There’s a lot to like about this short novel by Sarah Salway. It plays with unreliable narrators and tells its story entirely through emails, letters, and voice mail messages. Interestingly, its main character is deceased at the time the story begins.
Some time in the 60s, Maureen goes with a friend of hers to a photography studio that specializes in the “sweetheart” photo – where the woman gets a sexy nude or mostly nude picture of herself. Martin enjoys making women feel sexy and attractive. And he feels an instant attraction to Maureen, who refuses to take her clothes off at all. But she’s married and has a child, and decides to stay with her husband.

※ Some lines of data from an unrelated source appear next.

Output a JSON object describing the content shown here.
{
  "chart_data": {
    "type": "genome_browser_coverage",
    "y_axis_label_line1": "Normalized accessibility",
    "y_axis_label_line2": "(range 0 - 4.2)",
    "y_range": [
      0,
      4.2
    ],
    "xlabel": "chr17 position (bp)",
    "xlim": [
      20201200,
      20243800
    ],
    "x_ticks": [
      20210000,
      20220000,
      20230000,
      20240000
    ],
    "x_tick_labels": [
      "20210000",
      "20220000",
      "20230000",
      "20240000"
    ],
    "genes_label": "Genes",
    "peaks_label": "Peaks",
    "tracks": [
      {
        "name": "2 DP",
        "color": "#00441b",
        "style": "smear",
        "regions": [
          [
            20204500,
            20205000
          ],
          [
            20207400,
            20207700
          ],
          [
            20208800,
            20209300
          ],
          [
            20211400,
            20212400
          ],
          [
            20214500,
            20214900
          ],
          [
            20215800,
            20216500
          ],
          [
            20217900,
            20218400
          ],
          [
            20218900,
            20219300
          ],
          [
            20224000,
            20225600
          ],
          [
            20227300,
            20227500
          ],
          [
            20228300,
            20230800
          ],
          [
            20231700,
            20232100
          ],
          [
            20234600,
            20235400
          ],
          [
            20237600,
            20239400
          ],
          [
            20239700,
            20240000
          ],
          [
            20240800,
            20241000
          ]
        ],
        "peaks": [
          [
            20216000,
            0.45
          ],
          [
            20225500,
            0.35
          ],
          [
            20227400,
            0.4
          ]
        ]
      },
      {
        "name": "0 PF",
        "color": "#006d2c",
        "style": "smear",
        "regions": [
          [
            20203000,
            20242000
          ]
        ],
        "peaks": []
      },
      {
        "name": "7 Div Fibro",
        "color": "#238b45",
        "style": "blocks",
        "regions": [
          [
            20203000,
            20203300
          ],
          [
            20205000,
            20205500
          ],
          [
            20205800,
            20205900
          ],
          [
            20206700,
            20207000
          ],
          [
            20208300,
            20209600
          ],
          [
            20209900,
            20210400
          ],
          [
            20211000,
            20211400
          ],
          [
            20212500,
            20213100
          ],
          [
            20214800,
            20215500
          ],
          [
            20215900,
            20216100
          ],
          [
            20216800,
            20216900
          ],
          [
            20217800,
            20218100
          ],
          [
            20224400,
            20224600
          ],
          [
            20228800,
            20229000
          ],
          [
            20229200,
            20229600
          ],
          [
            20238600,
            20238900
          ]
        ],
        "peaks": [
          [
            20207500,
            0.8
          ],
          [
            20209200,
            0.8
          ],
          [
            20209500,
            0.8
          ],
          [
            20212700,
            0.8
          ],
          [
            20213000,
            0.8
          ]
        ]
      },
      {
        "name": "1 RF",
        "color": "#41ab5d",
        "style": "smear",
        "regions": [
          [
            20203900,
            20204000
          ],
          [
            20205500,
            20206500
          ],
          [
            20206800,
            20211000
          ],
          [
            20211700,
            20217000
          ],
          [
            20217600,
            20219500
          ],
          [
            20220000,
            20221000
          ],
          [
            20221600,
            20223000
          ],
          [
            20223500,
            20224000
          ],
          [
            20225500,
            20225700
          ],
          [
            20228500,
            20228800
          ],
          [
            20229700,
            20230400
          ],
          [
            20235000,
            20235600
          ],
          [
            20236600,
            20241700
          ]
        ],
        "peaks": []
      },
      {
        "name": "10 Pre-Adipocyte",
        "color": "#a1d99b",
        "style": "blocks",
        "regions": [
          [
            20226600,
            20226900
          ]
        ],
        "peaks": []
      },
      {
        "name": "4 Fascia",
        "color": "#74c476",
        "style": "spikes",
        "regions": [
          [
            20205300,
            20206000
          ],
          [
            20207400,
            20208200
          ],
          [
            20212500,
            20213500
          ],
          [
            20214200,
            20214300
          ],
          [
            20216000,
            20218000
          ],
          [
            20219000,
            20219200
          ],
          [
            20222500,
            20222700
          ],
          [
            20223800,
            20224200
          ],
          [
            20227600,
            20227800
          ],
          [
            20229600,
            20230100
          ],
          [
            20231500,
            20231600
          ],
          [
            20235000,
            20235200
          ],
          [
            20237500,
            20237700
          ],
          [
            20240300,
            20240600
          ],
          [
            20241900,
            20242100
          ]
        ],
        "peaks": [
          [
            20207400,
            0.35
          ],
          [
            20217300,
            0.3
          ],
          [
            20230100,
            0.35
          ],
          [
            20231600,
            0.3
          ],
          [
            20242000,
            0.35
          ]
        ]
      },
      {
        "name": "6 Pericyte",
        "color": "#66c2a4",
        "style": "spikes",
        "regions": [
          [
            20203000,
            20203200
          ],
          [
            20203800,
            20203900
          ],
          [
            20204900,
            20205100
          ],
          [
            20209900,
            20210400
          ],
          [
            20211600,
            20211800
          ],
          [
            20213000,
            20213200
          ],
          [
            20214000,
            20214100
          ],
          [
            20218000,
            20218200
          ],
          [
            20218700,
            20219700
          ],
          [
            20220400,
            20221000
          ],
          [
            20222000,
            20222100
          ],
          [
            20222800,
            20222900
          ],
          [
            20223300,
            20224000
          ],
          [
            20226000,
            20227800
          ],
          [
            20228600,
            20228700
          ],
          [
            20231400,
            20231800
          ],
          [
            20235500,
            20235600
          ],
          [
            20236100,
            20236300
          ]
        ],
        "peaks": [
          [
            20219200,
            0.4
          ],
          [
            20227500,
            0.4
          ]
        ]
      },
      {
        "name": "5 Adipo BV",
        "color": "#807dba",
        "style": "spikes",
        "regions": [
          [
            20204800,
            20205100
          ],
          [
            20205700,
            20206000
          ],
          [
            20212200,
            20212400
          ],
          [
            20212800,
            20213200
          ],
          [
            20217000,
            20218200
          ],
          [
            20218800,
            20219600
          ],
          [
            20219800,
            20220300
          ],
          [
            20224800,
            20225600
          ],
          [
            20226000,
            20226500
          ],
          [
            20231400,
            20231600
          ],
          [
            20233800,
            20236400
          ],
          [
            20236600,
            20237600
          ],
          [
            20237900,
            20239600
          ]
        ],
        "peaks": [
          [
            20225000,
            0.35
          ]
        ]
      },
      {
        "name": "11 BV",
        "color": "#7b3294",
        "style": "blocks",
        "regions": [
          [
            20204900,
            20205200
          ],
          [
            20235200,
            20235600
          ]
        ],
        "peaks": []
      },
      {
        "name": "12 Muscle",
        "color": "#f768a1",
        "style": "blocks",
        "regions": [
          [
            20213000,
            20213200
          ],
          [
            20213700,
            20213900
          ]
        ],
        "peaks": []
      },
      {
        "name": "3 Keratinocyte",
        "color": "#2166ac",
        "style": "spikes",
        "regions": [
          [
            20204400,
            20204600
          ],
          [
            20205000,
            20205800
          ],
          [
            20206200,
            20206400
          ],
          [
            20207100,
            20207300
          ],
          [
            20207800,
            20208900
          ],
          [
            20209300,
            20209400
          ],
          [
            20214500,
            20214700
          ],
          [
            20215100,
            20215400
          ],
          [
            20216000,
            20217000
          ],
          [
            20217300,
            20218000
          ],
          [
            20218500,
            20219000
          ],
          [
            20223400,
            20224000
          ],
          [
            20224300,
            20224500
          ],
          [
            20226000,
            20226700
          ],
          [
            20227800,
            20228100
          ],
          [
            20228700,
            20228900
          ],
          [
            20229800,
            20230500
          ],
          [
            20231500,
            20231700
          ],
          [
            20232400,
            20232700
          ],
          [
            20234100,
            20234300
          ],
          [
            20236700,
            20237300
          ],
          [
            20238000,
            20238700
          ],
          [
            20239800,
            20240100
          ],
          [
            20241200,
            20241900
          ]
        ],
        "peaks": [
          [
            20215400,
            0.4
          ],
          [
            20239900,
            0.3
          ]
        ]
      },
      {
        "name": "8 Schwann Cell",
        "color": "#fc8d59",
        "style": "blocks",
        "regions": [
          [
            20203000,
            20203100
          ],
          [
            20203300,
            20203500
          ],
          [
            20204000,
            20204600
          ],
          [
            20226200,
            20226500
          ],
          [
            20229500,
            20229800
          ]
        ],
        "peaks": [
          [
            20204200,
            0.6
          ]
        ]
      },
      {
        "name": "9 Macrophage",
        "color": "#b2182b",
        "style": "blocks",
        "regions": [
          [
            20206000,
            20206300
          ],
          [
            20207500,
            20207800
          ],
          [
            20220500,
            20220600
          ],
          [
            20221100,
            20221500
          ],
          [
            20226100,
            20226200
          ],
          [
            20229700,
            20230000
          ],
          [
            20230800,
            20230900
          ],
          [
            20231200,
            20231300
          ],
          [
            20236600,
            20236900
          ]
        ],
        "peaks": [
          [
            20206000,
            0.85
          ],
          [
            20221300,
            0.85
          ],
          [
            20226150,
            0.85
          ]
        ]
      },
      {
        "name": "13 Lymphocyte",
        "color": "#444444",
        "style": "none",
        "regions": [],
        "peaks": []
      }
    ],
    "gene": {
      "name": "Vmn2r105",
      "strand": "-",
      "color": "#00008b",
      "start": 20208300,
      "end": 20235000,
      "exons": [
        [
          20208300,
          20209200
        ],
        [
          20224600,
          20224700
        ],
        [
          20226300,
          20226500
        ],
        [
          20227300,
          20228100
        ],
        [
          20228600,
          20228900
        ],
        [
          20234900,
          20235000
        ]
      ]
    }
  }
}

Fast forward about 40 years, after Maureen has recently died and her husband George lives in a senior care facility. Martin checks himself into the facility so he can get to know George, the husband he lost out to. He continues to write letters to Maureen, which he keeps in a shoebox below his bed:
And then, daft old fool that I am, I started to cry, thinking how you and I had never danced. And probably you never danced without me either, stuck with that dry stick of a husband of yours. How much did we miss, love, by not being together?
It’s a cool concept and it mostly works, as we get to know Maureen through her husband, her two children, her granddaughter, and Martin. We also get a glimpse into this semi-dysfunctional family, as well as the “family” that lives in the senior home, in a story that unfolds gradually and with much feeling. There’s a sinister underpinning to all this family interaction, but I won’t tell you more.
This was an enjoyable read and it mostly worked, although not all of it. The greatest weakness in this book is the storyline about younger daughter Angie, who fled her family years ago and now lives in Paris and has a rather odd relationship with at least one controlling man. Her story about her estrangement with her mother doesn’t seem entirely realistic or maybe it’s just not thought through enough. Also, while Salway creates this really dark story, I felt like the conflict was resolved too abruptly and didn’t all completely make sense.
Still, it’s an oddly chilling story that will definitely keep you reading, and it’s got endearing and interesting characters like George’s good friend Florence. I was fascinated by George, as I always am by people who are (at best) socially awkward. He loves his family but has no idea how to reach out to them, leaving you to wonder what his marriage must have been like. I was also fascinating by the idea of “boudoir” photographs and how they make women feel about themselves.
It’s hard to write about this book because I don’t want to tell you too much. I like books where the story unfolds gradually as this one did. I also like a story that raises questions about how well anyone knows their parents, their siblings, or their children. I just wish some aspects of the story had worked better.
Note: I received a complimentary copy of this novel from publisher Dean Street Press in exchange for an honest review.